一是幻想著生意做成了,大發橫財,成了大老闆;二是擔憂著萬一冇成,又欠一屁股的債,連累家人。
腦子裡的兩個小人就這樣互相折磨著。
李杏花似乎感覺到了胡大柱的心情,她拉了他的手,放到了自己的懷裡,然後背過身去。
兩個人似乎已經有了某種特彆的默契感。
與其是李杏花的默契感,不如說是李杏花的癮。
村裡那些婦女的八卦都是真的。
次日。
胡大柱去找了胡建國。
村裡的財務是他在負責管理。
“你想借錢?”胡建國聽到胡大柱要借錢,還是借村裡的錢時,非常詫異。
胡建國手上即村裡有幾筆錢:
一是原來留下來的錢;
二是柿子林致富項目鎮裡撥款的錢;
三是馮老闆承包土地的錢;
四是紀念碑的撥款錢;
雖然這些錢,都是先到鎮,鎮再到村。
甚至很多項目的錢是不過村的。
“這,胡村長,按理講是不行的,這屬於公家錢,公錢私用,不太好。”胡建國也是如實說道。
“我知道,但這些錢是剩下的,留著冇法錢生錢,我寫張欠條,規定三個月內必須還。”胡大柱停頓了一下,繼續保證道:“如果不還,我去跟馮老闆借來還這邊的。”
“嗯。

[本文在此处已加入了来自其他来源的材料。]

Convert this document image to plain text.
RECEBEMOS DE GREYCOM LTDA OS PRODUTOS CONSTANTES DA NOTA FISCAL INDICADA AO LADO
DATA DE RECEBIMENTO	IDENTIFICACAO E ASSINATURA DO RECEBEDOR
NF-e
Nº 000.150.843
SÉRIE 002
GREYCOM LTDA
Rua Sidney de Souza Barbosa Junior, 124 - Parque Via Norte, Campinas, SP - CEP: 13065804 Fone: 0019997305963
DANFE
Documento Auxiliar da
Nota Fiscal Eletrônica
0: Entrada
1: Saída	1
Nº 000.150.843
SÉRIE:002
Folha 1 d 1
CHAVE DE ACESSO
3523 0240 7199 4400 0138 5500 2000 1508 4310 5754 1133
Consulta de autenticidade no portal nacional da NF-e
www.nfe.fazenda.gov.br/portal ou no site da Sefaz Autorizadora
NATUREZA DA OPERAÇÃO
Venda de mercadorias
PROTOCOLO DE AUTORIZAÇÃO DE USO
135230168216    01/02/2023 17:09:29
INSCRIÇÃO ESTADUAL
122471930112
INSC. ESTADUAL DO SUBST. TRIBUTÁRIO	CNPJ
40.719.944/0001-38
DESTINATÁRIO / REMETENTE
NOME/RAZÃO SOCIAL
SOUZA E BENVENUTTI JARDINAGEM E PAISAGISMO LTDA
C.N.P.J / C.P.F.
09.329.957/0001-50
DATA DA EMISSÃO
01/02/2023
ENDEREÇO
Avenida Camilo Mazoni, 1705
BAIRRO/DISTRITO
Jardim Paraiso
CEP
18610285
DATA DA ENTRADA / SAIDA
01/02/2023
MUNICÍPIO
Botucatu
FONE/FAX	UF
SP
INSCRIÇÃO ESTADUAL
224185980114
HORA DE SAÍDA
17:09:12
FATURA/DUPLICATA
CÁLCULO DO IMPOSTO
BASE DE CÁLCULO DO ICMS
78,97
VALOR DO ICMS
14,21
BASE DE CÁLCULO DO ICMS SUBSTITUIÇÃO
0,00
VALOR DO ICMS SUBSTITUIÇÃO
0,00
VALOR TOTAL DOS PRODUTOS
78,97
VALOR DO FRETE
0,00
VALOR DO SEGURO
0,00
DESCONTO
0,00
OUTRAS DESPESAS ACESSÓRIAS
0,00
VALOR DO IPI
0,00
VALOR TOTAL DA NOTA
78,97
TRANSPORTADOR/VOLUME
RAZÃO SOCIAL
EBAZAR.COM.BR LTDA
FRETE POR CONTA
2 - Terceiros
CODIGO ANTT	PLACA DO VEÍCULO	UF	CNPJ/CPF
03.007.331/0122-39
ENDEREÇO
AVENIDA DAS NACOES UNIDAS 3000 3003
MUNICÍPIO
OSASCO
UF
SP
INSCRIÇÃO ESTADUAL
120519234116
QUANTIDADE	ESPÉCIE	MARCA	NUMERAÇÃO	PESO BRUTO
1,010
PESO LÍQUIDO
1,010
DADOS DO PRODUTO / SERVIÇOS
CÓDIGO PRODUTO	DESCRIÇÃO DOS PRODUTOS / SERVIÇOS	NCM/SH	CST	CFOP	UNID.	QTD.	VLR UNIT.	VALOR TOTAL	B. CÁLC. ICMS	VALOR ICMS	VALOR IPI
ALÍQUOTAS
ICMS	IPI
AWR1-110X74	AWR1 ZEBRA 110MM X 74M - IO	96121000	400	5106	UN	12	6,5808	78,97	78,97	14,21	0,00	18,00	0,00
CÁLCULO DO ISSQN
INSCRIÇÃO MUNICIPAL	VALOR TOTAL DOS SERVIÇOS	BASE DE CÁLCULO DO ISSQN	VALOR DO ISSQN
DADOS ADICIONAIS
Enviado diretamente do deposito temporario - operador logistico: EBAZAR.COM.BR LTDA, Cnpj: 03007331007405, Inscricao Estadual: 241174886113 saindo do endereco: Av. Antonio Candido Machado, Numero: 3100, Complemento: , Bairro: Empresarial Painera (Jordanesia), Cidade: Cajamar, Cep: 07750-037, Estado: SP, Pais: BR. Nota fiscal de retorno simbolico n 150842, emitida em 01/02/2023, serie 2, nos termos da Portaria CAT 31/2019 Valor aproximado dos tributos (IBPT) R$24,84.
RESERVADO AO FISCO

”
“胡主任,彆忘了,當初村裡打水井時,那個錢也是遠遠不夠的,是我跟蘇總借的,現在水井是全村人用,按理,蘇總的錢也要還上,不是嗎?”胡大柱不得不說這話。
那個錢,理論上是蘇總捐,但也是捐給胡大柱的,是胡大柱的麵子。
胡建國想了想,說道:“你看這樣行不行,你把蘇總的欠條給我,我按蘇總上麵的欠條錢給你,有了這欠條,這筆賬務就平了,村民要問起來,我也有理有據,而這筆錢,哪怕胡村長不還,也冇有關係。”
“行,就這樣辦。但這事吧,最好暫時就我們兩個人知道,以免。”胡大柱還是留了個心眼。
“可以的。我相信胡村長的為人。”胡建國也同意了。
就這樣。
胡大柱這錢也就借到了。
胡大柱去和趙奎正式通了氣,還正式簽約了份合同,以免這小子耍賴。
“那我可就去收羊毛,兔毛,你和你表兄可通好氣。”胡大柱提醒道。
“放心吧,我這邊會安排,我雖然壞,但我也認錢啊,是不?”趙奎笑道。
“你壞,所以壞事就得你出麵去做,有你當壞人的時候。”胡大柱明白社會險惡,有時候,村裡也需要趙奎這樣的壞人。